Fiesta de La Cruz (Holy Cross day) commemorates the rediscovery of the True Cross, and coincides with the anniversary of the conquest of La Palma on May 3rd, 1493. So on the night of May 2nd, practically all the roadside crosses in Santa Cruz, Breña Baja and Breña Alta will be decorated, most of them gorgeously. The people who worked on them sit close all night, usually making a party of it and setting off lots of fire-crackers. This is partly because the crosses are hung with jewellery.
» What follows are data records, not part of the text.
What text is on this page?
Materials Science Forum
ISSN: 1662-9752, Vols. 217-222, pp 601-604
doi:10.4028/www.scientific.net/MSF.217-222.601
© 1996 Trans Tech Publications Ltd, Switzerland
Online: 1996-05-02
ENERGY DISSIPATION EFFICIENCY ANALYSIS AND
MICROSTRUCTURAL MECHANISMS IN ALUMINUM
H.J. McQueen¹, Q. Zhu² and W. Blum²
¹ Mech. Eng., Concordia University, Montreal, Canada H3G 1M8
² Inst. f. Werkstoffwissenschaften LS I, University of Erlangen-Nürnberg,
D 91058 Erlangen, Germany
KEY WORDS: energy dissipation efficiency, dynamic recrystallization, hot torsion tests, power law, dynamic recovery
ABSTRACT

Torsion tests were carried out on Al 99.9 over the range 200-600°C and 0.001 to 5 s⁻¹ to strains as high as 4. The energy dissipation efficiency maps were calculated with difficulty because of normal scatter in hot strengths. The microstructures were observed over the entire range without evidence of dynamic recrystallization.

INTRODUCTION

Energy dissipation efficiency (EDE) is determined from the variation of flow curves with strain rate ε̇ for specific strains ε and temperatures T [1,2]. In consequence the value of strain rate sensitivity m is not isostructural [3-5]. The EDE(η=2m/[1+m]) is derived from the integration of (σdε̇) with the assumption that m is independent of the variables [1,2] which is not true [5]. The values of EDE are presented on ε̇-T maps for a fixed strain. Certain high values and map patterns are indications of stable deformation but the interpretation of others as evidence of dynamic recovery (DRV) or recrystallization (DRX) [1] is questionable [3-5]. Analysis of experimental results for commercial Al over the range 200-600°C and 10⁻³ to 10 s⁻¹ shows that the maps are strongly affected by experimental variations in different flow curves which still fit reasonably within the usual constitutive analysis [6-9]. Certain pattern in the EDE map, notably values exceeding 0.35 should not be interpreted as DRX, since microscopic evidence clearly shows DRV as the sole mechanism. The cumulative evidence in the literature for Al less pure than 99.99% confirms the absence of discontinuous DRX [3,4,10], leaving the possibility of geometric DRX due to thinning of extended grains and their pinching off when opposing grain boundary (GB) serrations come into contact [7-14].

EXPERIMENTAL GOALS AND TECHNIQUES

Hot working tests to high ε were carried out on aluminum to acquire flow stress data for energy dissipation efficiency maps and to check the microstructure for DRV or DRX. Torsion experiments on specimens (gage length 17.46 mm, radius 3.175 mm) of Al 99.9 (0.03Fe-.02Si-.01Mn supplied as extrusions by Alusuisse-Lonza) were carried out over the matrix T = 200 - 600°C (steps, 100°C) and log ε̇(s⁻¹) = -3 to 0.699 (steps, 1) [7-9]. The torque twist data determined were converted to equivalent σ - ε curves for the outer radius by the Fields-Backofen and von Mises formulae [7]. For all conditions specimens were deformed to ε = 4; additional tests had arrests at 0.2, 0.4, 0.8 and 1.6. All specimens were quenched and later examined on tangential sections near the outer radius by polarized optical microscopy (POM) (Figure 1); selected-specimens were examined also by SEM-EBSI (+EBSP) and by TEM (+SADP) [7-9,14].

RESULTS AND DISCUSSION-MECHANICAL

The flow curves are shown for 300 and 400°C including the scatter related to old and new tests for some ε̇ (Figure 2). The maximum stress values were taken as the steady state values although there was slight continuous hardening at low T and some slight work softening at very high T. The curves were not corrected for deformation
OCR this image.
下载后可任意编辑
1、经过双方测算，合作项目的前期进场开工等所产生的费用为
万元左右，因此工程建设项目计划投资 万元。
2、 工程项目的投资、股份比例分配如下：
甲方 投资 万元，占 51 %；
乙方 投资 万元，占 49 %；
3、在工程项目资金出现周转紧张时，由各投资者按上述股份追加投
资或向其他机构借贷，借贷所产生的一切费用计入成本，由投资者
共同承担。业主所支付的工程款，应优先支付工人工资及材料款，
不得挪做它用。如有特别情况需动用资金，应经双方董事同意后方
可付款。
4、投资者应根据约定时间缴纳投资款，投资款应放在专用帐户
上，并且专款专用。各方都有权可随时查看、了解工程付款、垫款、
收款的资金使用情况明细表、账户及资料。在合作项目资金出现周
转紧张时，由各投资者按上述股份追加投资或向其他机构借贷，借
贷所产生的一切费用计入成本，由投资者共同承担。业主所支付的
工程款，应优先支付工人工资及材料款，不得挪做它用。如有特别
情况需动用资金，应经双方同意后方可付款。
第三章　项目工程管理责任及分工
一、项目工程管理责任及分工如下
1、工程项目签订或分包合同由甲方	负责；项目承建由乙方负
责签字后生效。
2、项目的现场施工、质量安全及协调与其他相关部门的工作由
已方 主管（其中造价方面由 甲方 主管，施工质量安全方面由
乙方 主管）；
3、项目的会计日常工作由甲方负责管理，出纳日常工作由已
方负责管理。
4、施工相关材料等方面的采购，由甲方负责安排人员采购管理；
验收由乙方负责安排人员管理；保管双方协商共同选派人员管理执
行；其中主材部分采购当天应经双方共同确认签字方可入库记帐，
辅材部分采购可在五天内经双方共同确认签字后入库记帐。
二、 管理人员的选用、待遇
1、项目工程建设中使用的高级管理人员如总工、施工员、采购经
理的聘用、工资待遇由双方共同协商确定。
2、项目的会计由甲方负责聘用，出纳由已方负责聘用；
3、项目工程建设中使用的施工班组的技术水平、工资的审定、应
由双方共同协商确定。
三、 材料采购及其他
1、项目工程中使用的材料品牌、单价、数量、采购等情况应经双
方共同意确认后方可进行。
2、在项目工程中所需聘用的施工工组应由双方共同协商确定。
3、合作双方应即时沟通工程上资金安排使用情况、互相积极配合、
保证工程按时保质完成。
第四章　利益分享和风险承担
The decorations will stay up all day tomorrow (May 3rd), but most of the locals go around admiring crosses late tonight, which is much more atmospheric. If you’re on the island and you don’t have small kids, get a hire car! The easiest itinerary is to go up to San Isidro on the road and follow the old donkey track down. Yes, it’s wide enough for one car, and tonight it’ll be one way, downhill, past the crosses. Just follow the crowd. Keen photographers should try to get someone else to drive, and you’ll want a high ISO setting if you’re shooting at night.
Alternatively, you can see plenty of crosses just by walking around Santa Cruz. Look for places brightly lit up in the middle of the night, surrounded by bunting and green branches closer to the cross itself, and follow your nose.
Either way, take plenty of small change. Each cross has a collection. They aren’t trying to make a profit here, just looking to collect enough to buy materials for next year’s cross.
Some groups have been working all year, making the fine details.
The whole cross has this level of detail, and if you look even closer, you can see that the picture is made of short sections of coloured drinking straws. (Other crosses are often decorated with things like petals, seeds and moss.)
For the last few years, it’s been fairly common to have a few mayos or machangos beside the cross. These are giant rag dolls, something like scarecrows or the guys I used to make for bonfire night. To begin with, some crosses would have an elderly couple beside the cross (rather like the real people sitting around.) And then I started noticing mayos that appeared to be caricatures.